In fact, the majority will be forcing the U.S. Attorney to pursue a political case. The Majority will be engaging in the sort of activity they are accusing the Justice Department of. The only difference is there is no factual evidence that the Department has engaged in that sort of behavior, only innuendo.

It is a core responsibility of Congress to oversee the Executive Branch. But after all the investigation we have done on this matter it has resulted in no evidence of wrongdoing in the removal of the U.S. Attorney’s. Instead, we have damaged the Justice Department and diminished Congress and have landed at the threshold of contempt proceedings against Harriet Miers and the White House.

We anticipate a court battle which I very much fear we will lose.
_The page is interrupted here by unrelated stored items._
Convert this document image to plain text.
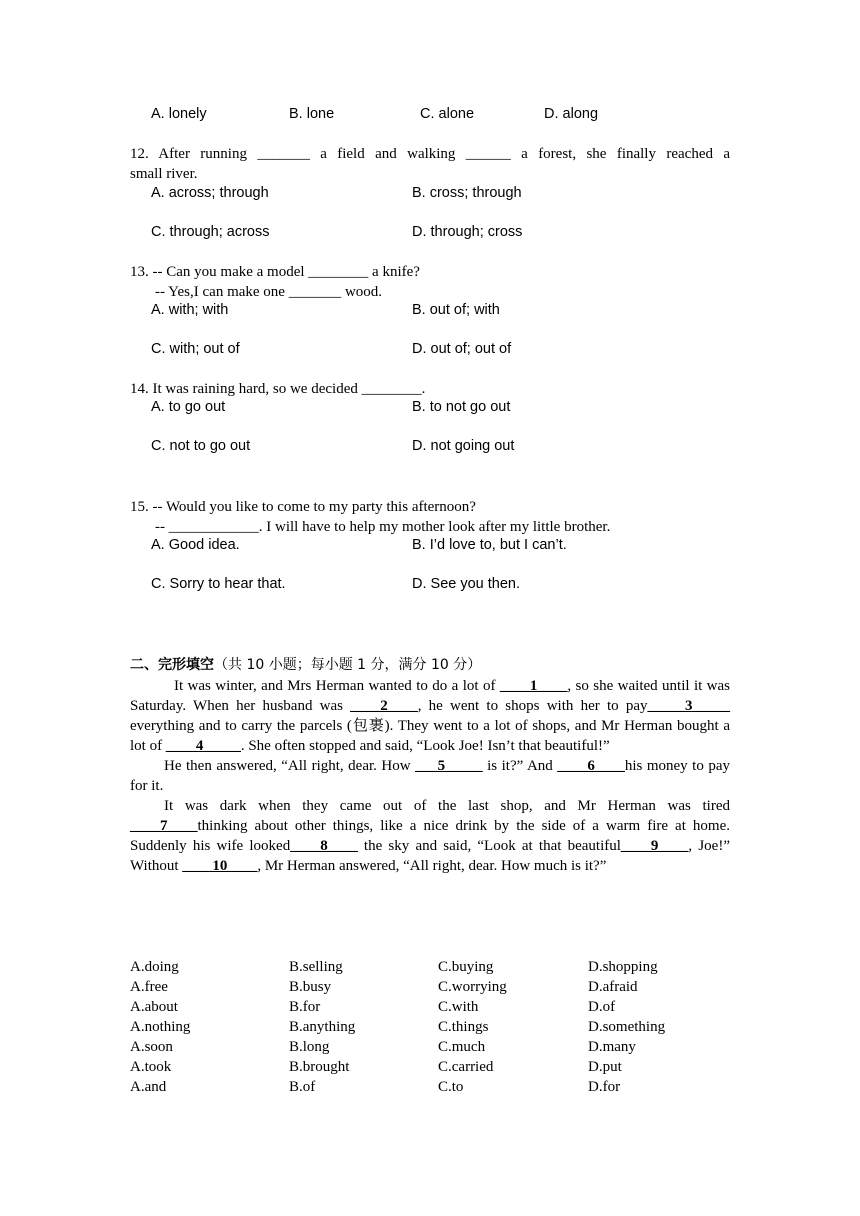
A. lonely	B. lone	C. alone	D. along
12. After running _______ a field and walking ______ a forest, she finally reached a
small river.
A. across; through	B. cross; through
C. through; across	D. through; cross
13. -- Can you make a model ________ a knife?
-- Yes,I can make one _______ wood.
A. with; with	B. out of; with
C. with; out of	D. out of; out of
14. It was raining hard, so we decided ________.
A. to go out	B. to not go out
C. not to go out	D. not going out
15. -- Would you like to come to my party this afternoon?
-- ____________. I will have to help my mother look after my little brother.
A. Good idea.	B. I’d love to, but I can’t.
C. Sorry to hear that.	D. See you then.
二、完形填空（共 10 小题；每小题 1 分，满分 10 分）

It was winter, and Mrs Herman wanted to do a lot of ____1____, so she waited until it was Saturday. When her husband was ____2____, he went to shops with her to pay_____3_____ everything and to carry the parcels (包裹). They went to a lot of shops, and Mr Herman bought a lot of ____4_____. She often stopped and said, “Look Joe! Isn’t that beautiful!”

He then answered, “All right, dear. How ___5_____ is it?” And ____6____his money to pay for it.

It was dark when they came out of the last shop, and Mr Herman was tired ____7____thinking about other things, like a nice drink by the side of a warm fire at home. Suddenly his wife looked____8____ the sky and said, “Look at that beautiful____9____, Joe!” Without ____10____, Mr Herman answered, “All right, dear. How much is it?”

A.doing	B.selling	C.buying	D.shopping
A.free	B.busy	C.worrying	D.afraid
A.about	B.for	C.with	D.of
A.nothing	B.anything	C.things	D.something
A.soon	B.long	C.much	D.many
A.took	B.brought	C.carried	D.put
A.and	B.of	C.to	D.for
If we don’t have substantial evidence of wrongdoing, we will perpetually undermine the Congress’ prerogatives in overseeing future administrations.

So I renew my challenge to the majority: Produce the evidence they believe establishes wrongdoing in the U.S. Attorney dismissals; cite and produce specific hearing testimony, interview testimony or documents demonstrating that there remains in this case a critical unanswered question that can be answered only through contempt proceedings.

Because without that evidence, there not only is no basis for ruling against the White House’s assertion of executive privilege, there is no basis for proceeding further with this investigation. There is no basis for doing anything other than wrapping this investigation up. We need to get back to the real business of the American people.

I yield back.

1 comment:

Mark E. Towner said...

Look carefully at the from address again. Try to ping that address to see if it actually is a real address, bet it's not!